As soon as the pharmacist receives the order and verifies the order, the nurse has access to that med. The average turnaround time from the time the med is ordered until administration is 28 minutes. And with CPOE, the physician will put the order in, and the order will go right into the system.
So you wanted to create new efficiencies on the way towards CPOE?
Yes.
And the process encompasses barcoded meds administration?
Sheridan: Yes. We have an electronic record for medication, so the nurse will pull up her or his meds on the screen, the put in the patient’s name into the Omnicell, it will tell you where the meds are, and they go to the patient’s bedside and scan the patient, the nurse, and the meds, at the bedside, so there’s full barcoding.
So you have an eMAR [electronic medication administration record], then?
Yes, we do. We’ve had that about a year. And our eMAR is totally interfaced with the pharmacy system and the Omnicell. And we’ve begun the implementation of CPOE.
Have you documented any metrics on patient safety, like medication error rates?

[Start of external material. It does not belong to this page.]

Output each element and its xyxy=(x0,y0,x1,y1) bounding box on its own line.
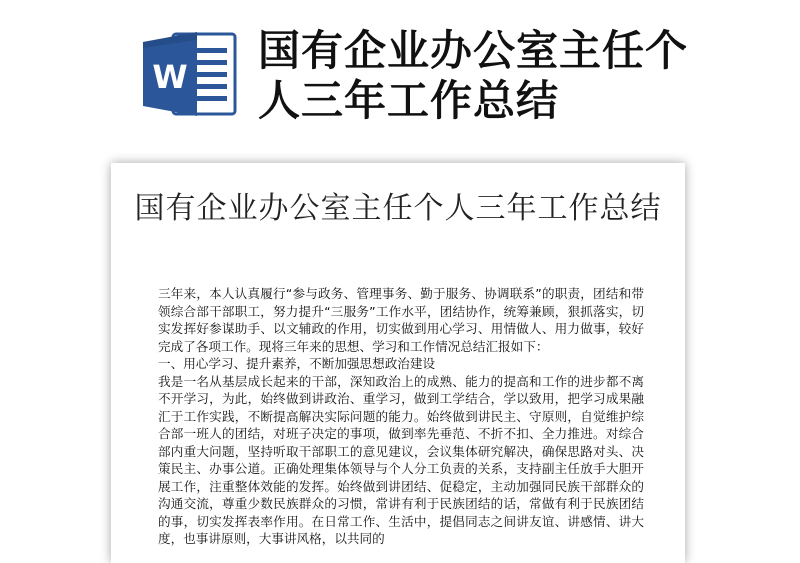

Alessandrini: They’re extremely low. We were low to begin with, because of a lot of safety measures that were already in place. And even now, we’re probably approaching a four or five sigma now in terms of errors. We talk about errors per 1,000 patient days now, we no longer talk about individual errors. Because of the closed-loop system we have in place, most events are close calls now.
But it has improved since barcoding and the eMAR, right?
Alessandrini: Absolutely.
Sheridan: And since the shift to the Omnicell. Sometimes, if a patient was in the ICU and was moved, you had to move meds with the patients, and there might be problems. But our errors are extremely low. The benchmarking nationally is not really available, because of variations in reporting patterns, etc. But we monitor that on every level, and the error level remains extremely low. And that’s why we insisted and insist on having nursing partnering with pharmacy, as we go through trials on new technologies. So we have some pretty good research data on that.
I’m sure with CPOE that you brought the physicians in to sit down with the nurses and pharmacy to strengthen things further, right?
Sheridan: We have a physician implementation team working with all the other teams; and IT has been wonderful. And physicians are driving that process around order entry, so that there’s ownership and buy-in in that process.
What are you hoping will happen once you’re fully implemented on CPOE?
Alessandrini: One of the things we’ve learned is that for clinical pharmacists to intervene, they would have to be there with the physicians, or you’d lose the opportunity. We are working closely with physicians and pharmacists on creating appropriate, but not burdensome, speed bumps, so that the appropriate interventions will happen while the physician is at the terminal, to appropriately adjust for height and weight, renal function, etc., so that the pharmacist will be freed up for other opportunities, such as antibiotic stewardship, a program for selection of the correct antibiotic for the culture.
Sheridan: And having CPOE will enhance that opportunity.